The UK Gambling Commission also carries out a telephone survey every quarter and this generates separate statistics. According to the latest survey, the problem gambling rate in February 2022 was 0.2%, which represented a 0.3% drop compared to the previous period of reference. These numbers are largely similar to the results of the Problem Gambling Severity Index even though both instruments work in a different way in order to calculate them. The PGSI offers 8 questions to a very broad spectrum of participants. If they answer all 8 questions with “YES”, they are considered to be actively engaging in problem gambling. If there is even one “YES” answer to any of the 8 questions, the bettor’s usage of betting sites or other betting providers is considered to be “at risk” of gambling harm.
Further statistics revealed in the NHS report suggest that 27.8% of survey-takers participated in 4+ forms of gambling in the past year, and this makes them more likely to participate in problem or at-risk gambling. Only 4.6% participated in two or three different types of gambling, and 1.6% stuck to one gambling source. The results, looking at the past 12 months of betting and gaming by the participants of the survey (including using betting sites), show that 50% of those aged 16+ have taken part in “some form of gambling”, with the National Lottery being the most popular option. The National Lottery is one of the most popular betting sites in the UK, offering gambling activities such as Euromillions, Set for Life, Thunderball, and Lotto, as well as a number of instant win online gaming options. The National Lottery represented 34% of gambling carried out by the participants in the research, while another 15% have purchased tickets for games ran by other lotteries, and another 14% have gambled using scratch cards.
Commenting on the results, the NHS report states:
“The prevalence of at-risk and problem gambling was higher still amongst gamblers who gambled online. 18.2 per cent of individuals who participated in online gambling activities were identified as engaging in at-risk or problem gambling.”
According to the report, 36% of respondents used other forms of gambling different from the lottery. 8% took part in online sports betting, and 5% engaged in betting on horse-racing either using a betting site, a retail shop, telephone betting, or at a racing course. Land-based and online casinos represented under 5% of betting and gaming activities. 10% of adults who took part in the survey stated that they engaged in some form of online betting in the past 12 months.
The survey has also discovered that betting and gaming are largely dependent on various social factors. For example, 55% of men are likely to participate in gambling, whereas the number for women is 45%. In terms of location, the NHS reports that the North East contains more gambling adults than other region – 59%, while in the South West the numbers are the lowest – 41%. Age also has an impact on gambling, and the survey has found that people gamble more as they age, with the largest percentage being in the 45-54 age group – 61%. Thereafter, the numbers drop again, with only 45% of those aged 75+ enjoying a wager. In the age group 16-34, the number of bettors was only 39%.

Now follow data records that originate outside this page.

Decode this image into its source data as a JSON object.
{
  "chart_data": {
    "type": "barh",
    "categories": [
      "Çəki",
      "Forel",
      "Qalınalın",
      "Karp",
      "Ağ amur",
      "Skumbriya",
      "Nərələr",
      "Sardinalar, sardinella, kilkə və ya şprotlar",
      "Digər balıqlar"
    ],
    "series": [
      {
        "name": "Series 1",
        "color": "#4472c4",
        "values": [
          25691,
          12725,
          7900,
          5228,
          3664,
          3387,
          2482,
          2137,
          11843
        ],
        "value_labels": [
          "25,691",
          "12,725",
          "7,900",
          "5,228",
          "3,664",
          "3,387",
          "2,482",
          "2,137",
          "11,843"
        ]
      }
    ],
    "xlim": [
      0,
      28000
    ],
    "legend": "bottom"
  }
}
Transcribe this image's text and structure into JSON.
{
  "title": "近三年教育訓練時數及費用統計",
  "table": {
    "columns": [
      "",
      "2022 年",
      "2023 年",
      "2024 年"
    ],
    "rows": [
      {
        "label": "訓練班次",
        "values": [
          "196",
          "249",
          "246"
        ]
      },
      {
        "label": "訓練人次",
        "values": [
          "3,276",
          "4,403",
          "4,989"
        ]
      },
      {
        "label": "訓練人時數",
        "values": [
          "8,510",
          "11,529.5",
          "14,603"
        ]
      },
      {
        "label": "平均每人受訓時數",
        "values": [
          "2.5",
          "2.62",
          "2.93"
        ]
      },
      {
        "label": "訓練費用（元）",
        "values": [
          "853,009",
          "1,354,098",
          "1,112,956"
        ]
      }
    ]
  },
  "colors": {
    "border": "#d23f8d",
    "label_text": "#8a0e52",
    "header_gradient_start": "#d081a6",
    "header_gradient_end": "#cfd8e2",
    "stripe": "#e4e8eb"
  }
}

The new report on problem gambling comes just in time with all parties involved in the UK gambling industry discussing the changes proposed by the Government in the White Paper. It is expected that the Government will use the figures reported by the NHS to influence any decisions regarding new regulations and legislation surrounding social responsibility, safer gambling, and Know Your Customer checks for betting sites and online betting providers.